November 4, 2016 at 6:43 am
First off. What triggers a plan re-cache? I always thought it was simply a timing thing. Say, if it hasn't been called in N number of minutes or hasn’t been cached in N number of days.
The reason I ask is because I have a proc that calls 10 other procs. None of which have input params. I'm trying to analyze why every now and again it takes ten times longer than it should. I'm storing off every statistic under the sun for all stored procedure calls over time so I can see when the issue occurs. Just don’t know why yet. Today I happened to notice that these long run time happen to be right after the procs exe plan is cached. I looked around and most sites say I should use recompile. I don’t think that will solve my issue. I suspect that would make every run longer
I'm going to attempt to attach the stats related to the giving proc in question. Each record represents one of the long running examples of the proc running long. You will notice the last_elapsed_time is greater than 900000000 microseconds. A normal run is around 200000000 microseconds.
November 4, 2016 at 6:59 am
Plans can be aged out of cache, how long that takes is dependant on memory pressure, among other things. Plans also can be removed due to data changes on tables they refer to (via stats updates), or table definition changes, procedure definition changes, index changes, some server config changes, database restores.
That said, a compile is not likely to cause a 10x increase in duration, compiles are usually fast. Could be data caching too (every entry in your spreadsheet has physical reads > 0, but I have nothing to compare it to). Could also be an inappropriate plan, bad parameter sniffing, that kind of thing, can't tell without the plans and/or the procedure's definition.

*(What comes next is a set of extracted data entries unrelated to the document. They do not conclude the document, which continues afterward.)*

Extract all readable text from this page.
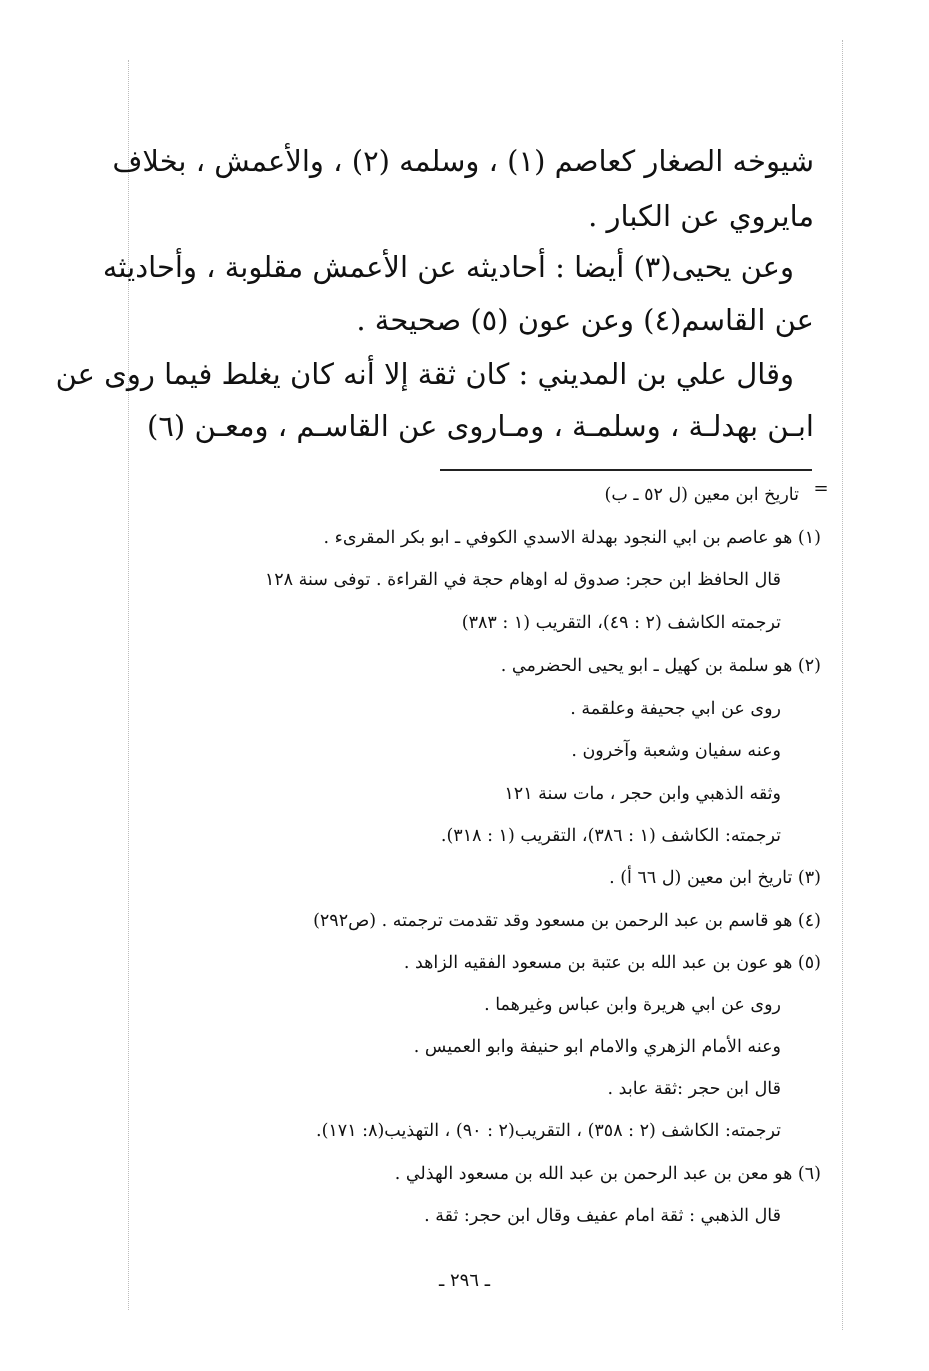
شيوخه الصغار كعاصم (١) ، وسلمه (٢) ، والأعمش ، بخلاف
مايروي عن الكبار .
وعن يحيى(٣) أيضا : أحاديثه عن الأعمش مقلوبة ، وأحاديثه
عن القاسم(٤) وعن عون (٥) صحيحة .
وقال علي بن المديني : كان ثقة إلا أنه كان يغلط فيما روى عن
ابـن بهدلـة ، وسلمـة ، ومـاروى عن القاسـم ، ومعـن (٦)
=
تاريخ ابن معين (ل ٥٢ ـ ب)
(١) هو عاصم بن ابي النجود بهدلة الاسدي الكوفي ـ ابو بكر المقرىء .
قال الحافظ ابن حجر: صدوق له اوهام حجة في القراءة . توفى سنة ١٢٨
ترجمته الكاشف (٢ : ٤٩)، التقريب (١ : ٣٨٣)
(٢) هو سلمة بن كهيل ـ ابو يحيى الحضرمي .
روى عن ابي جحيفة وعلقمة .
وعنه سفيان وشعبة وآخرون .
وثقه الذهبي وابن حجر ، مات سنة ١٢١
ترجمته: الكاشف (١ : ٣٨٦)، التقريب (١ : ٣١٨).
(٣) تاريخ ابن معين (ل ٦٦ أ) .
(٤) هو قاسم بن عبد الرحمن بن مسعود وقد تقدمت ترجمته . (ص٢٩٢)
(٥) هو عون بن عبد الله بن عتبة بن مسعود الفقيه الزاهد .
روى عن ابي هريرة وابن عباس وغيرهما .
وعنه الأمام الزهري والامام ابو حنيفة وابو العميس .
قال ابن حجر :ثقة عابد .
ترجمته: الكاشف (٢ : ٣٥٨) ، التقريب(٢ : ٩٠) ، التهذيب(٨: ١٧١).
(٦) هو معن بن عبد الرحمن بن عبد الله بن مسعود الهذلي .
قال الذهبي : ثقة امام عفيف وقال ابن حجر: ثقة .
ـ ٢٩٦ ـ
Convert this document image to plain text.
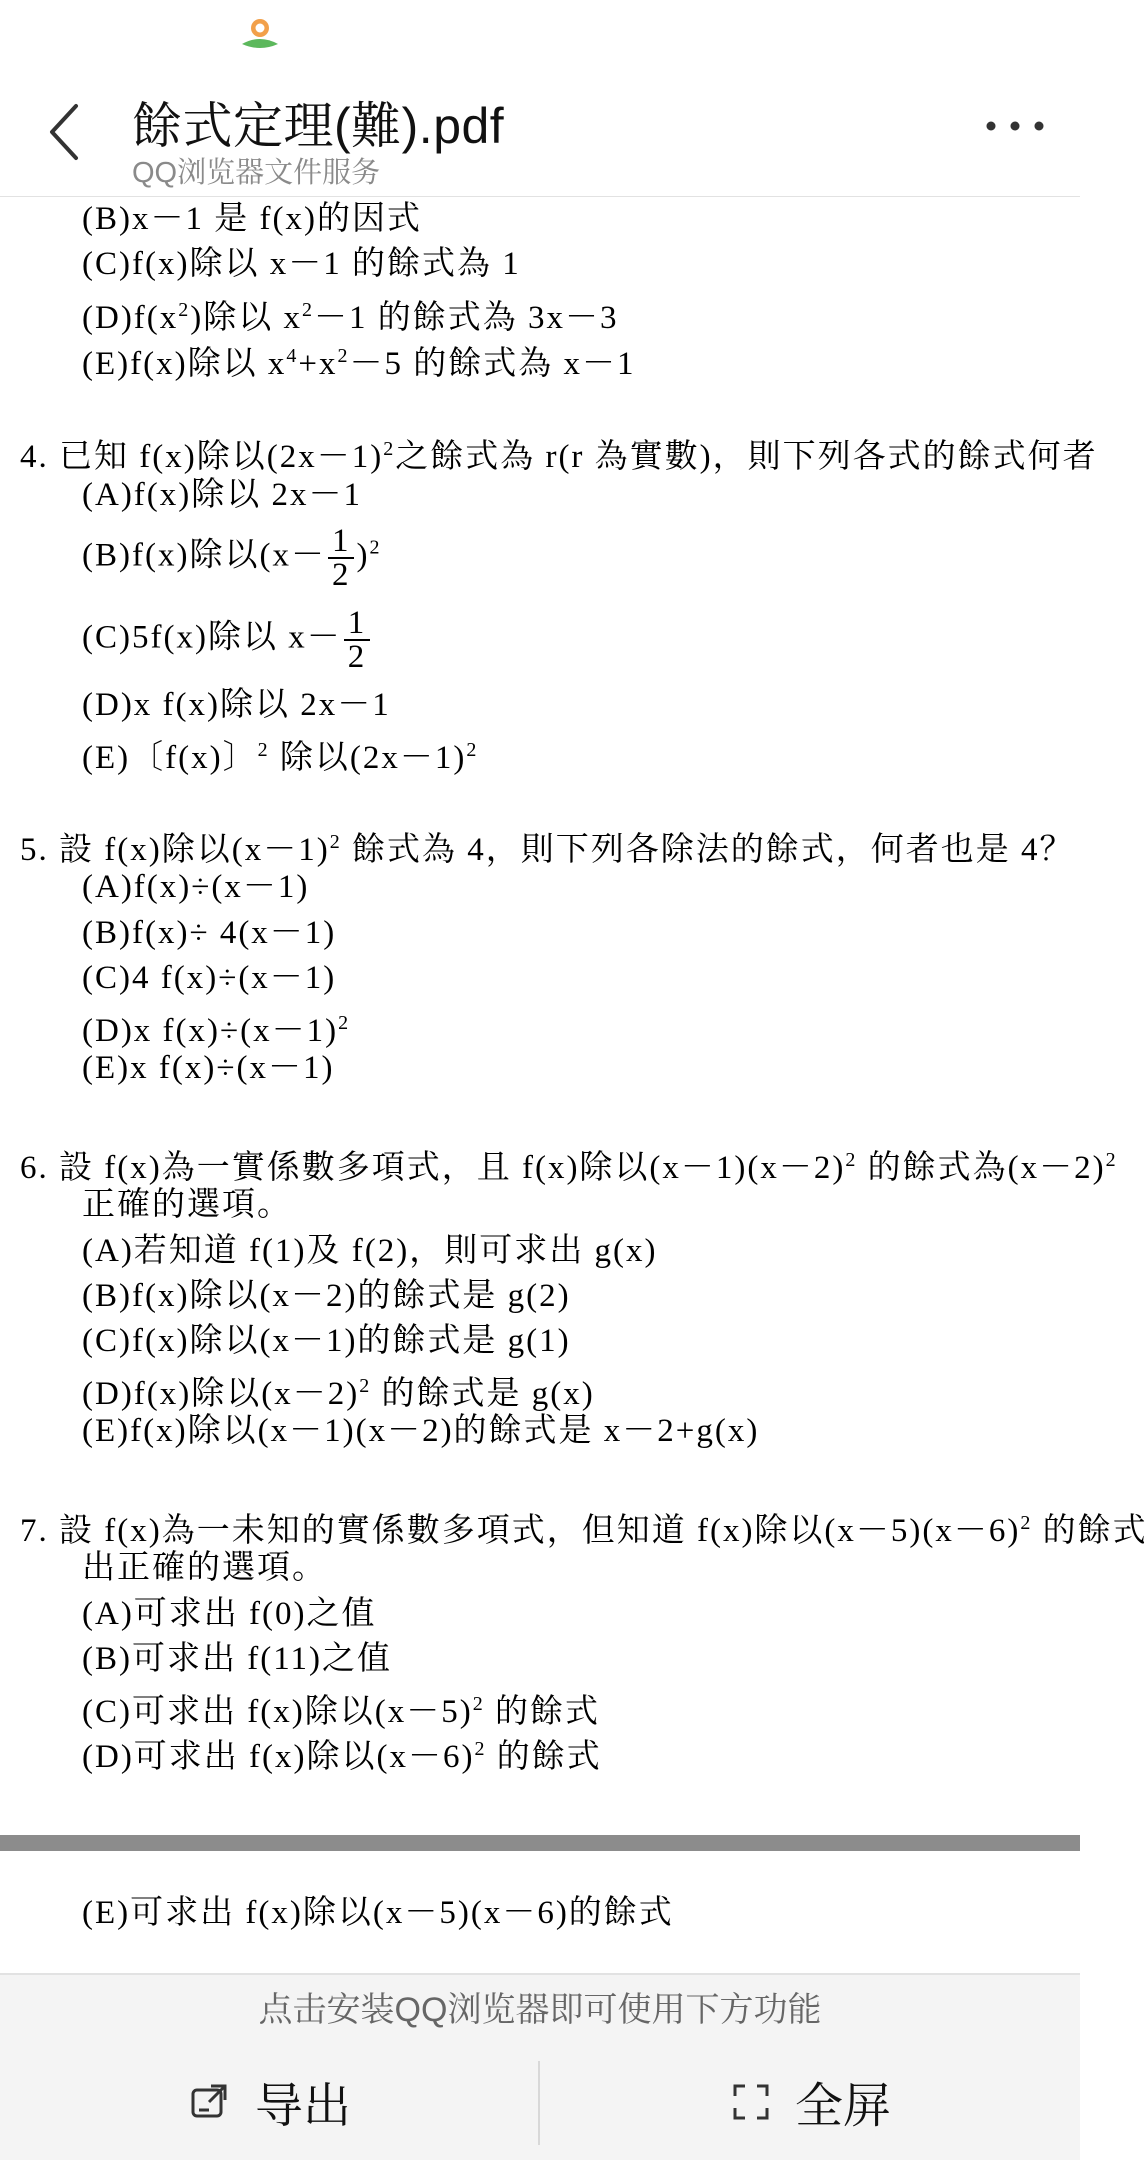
餘式定理(難).pdf
QQ浏览器文件服务
(B)x－1 是 f(x)的因式
(C)f(x)除以 x－1 的餘式為 1
$(D)f(x^2)$除以 $x^2-1$ 的餘式為 3x－3
(E)f(x)除以 $x^4+x^2-5$ 的餘式為 x－1
4. 已知 f(x)除以$(2x-1)^2$之餘式為 r(r 為實數)，則下列各式的餘式何者
(A)f(x)除以 2x－1
(B)f(x)除以$(x- \frac{1}{2} )^2$
(C)5f(x)除以 $x- \frac{1}{2}$
(D)x f(x)除以 2x－1
(E)〔f(x)〕$^2$ 除以$(2x-1)^2$
5. 設 f(x)除以$(x-1)^2$ 餘式為 4，則下列各除法的餘式，何者也是 4？
(A)f(x)÷(x－1)
(B)f(x)÷ 4(x－1)
(C)4 f(x)÷(x－1)
(D)x $f(x)\div(x-1)^2$
(E)x f(x)÷(x－1)
6. 設 f(x)為一實係數多項式，且 f(x)除以$(x-1)(x-2)^2$ 的餘式為$(x-2)^2$
正確的選項。
(A)若知道 f(1)及 f(2)，則可求出 g(x)
(B)f(x)除以(x－2)的餘式是 g(2)
(C)f(x)除以(x－1)的餘式是 g(1)
(D)f(x)除以$(x-2)^2$ 的餘式是 g(x)
(E)f(x)除以(x－1)(x－2)的餘式是 x－2+g(x)
7. 設 f(x)為一未知的實係數多項式，但知道 f(x)除以$(x-5)(x-6)^2$ 的餘式
出正確的選項。
(A)可求出 f(0)之值
(B)可求出 f(11)之值
(C)可求出 f(x)除以$(x-5)^2$ 的餘式
(D)可求出 f(x)除以$(x-6)^2$ 的餘式
(E)可求出 f(x)除以(x－5)(x－6)的餘式
点击安装QQ浏览器即可使用下方功能
导出	全屏
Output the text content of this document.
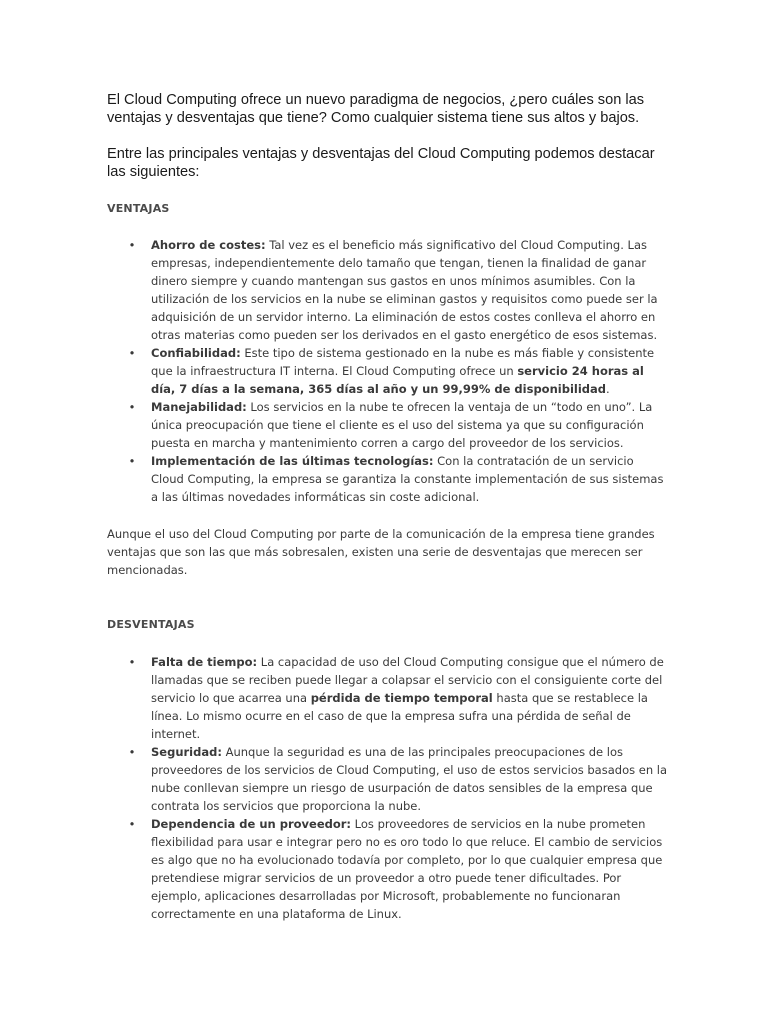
El Cloud Computing ofrece un nuevo paradigma de negocios, ¿pero cuáles son las ventajas y desventajas que tiene? Como cualquier sistema tiene sus altos y bajos.

Entre las principales ventajas y desventajas del Cloud Computing podemos destacar las siguientes:

VENTAJAS
• Ahorro de costes: Tal vez es el beneficio más significativo del Cloud Computing. Las empresas, independientemente delo tamaño que tengan, tienen la finalidad de ganar dinero siempre y cuando mantengan sus gastos en unos mínimos asumibles. Con la utilización de los servicios en la nube se eliminan gastos y requisitos como puede ser la adquisición de un servidor interno. La eliminación de estos costes conlleva el ahorro en otras materias como pueden ser los derivados en el gasto energético de esos sistemas.
• Confiabilidad: Este tipo de sistema gestionado en la nube es más fiable y consistente que la infraestructura IT interna. El Cloud Computing ofrece un servicio 24 horas al día, 7 días a la semana, 365 días al año y un 99,99% de disponibilidad.
• Manejabilidad: Los servicios en la nube te ofrecen la ventaja de un “todo en uno”. La única preocupación que tiene el cliente es el uso del sistema ya que su configuración puesta en marcha y mantenimiento corren a cargo del proveedor de los servicios.
• Implementación de las últimas tecnologías: Con la contratación de un servicio Cloud Computing, la empresa se garantiza la constante implementación de sus sistemas a las últimas novedades informáticas sin coste adicional.

Aunque el uso del Cloud Computing por parte de la comunicación de la empresa tiene grandes ventajas que son las que más sobresalen, existen una serie de desventajas que merecen ser mencionadas.

DESVENTAJAS
• Falta de tiempo: La capacidad de uso del Cloud Computing consigue que el número de llamadas que se reciben puede llegar a colapsar el servicio con el consiguiente corte del servicio lo que acarrea una pérdida de tiempo temporal hasta que se restablece la línea. Lo mismo ocurre en el caso de que la empresa sufra una pérdida de señal de internet.
• Seguridad: Aunque la seguridad es una de las principales preocupaciones de los proveedores de los servicios de Cloud Computing, el uso de estos servicios basados en la nube conllevan siempre un riesgo de usurpación de datos sensibles de la empresa que contrata los servicios que proporciona la nube.
• Dependencia de un proveedor: Los proveedores de servicios en la nube prometen flexibilidad para usar e integrar pero no es oro todo lo que reluce. El cambio de servicios es algo que no ha evolucionado todavía por completo, por lo que cualquier empresa que pretendiese migrar servicios de un proveedor a otro puede tener dificultades. Por ejemplo, aplicaciones desarrolladas por Microsoft, probablemente no funcionaran correctamente en una plataforma de Linux.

If you have access to Pluralsight (or if you don't, are willing to take a trial membership), I have a course on bad parameter sniffing that may help you with that. Alternately, if you're happy posting more information here, we may be able to help pinpoint the problem.
Gail Shaw
Microsoft Certified Master: SQL Server, MVP, M.Sc (Comp Sci)
SQL In The Wild: Discussions on DB performance with occasional diversions into recoverability
November 4, 2016 at 7:39 am
Attaching last 1000 calls good and bad. I highlighted a few that cause a timeout who’s last elapsed time was over 900000000. I don’t see anything that stands out.
I thought param sniffing was from local variables or input params. These procs have neither. This stored proc calls 8 other stored procs. Each of them is doing an insert then update to a table. In the interim I’m going to write off the records affected by each update and insert to see if I can find a pattern. I would have thought I would have seen a spike in reads or writes if that was the issues thought
November 4, 2016 at 7:49 am
Yeah, parameter sniffing is parameters or variables. Bad plans is still possible, though less likely.
I suspect you're going to have to look at the plans, see if they're different at different times, look at the waits the queries incur, you might be getting lock waits, you might be getting IO waits, etc.
There's not enough information in the query stats DMV do make a diagnosis, you're going to need to drill in in more detail. Especially since the ones you highlighted as timing out had lower than average CPU time and lower than average logical and physical reads.
Gail Shaw
Microsoft Certified Master: SQL Server, MVP, M.Sc (Comp Sci)
SQL In The Wild: Discussions on DB performance with occasional diversions into recoverability
November 4, 2016 at 8:03 am
That was my though so I moved the data and log file on their own drives. I had several other dbs that were on the same data and log drive as this one that were pegging the io at times. Still getting the same timeouts. The db in question is sales force data. Physical drives by the way.
I'm storing the sp whoisactive stats and not seeing any blocking. I think I may be storing wait stats over time. I need to check
November 4, 2016 at 8:48 am
Changing cost threshold for parallelism could also invalidate plans.
Let us see the code and/or plan.
If anything, I am guessing the query may not be optimum.
I have seen option(recompile) work wonders as it resolves and simplifies the query logic based on the parameters provided.
Since your query takes ages to execute and executes once an hour, an option(recompile) may not be the worst thing to try.
Note, this is not sp_recompile, it is an option put at the end of the query.
Many physical reads per execution, which could mean that the high duration is due to having to hit disk.
Probably bad advice, but the best I can do with extremely limited flying blind information.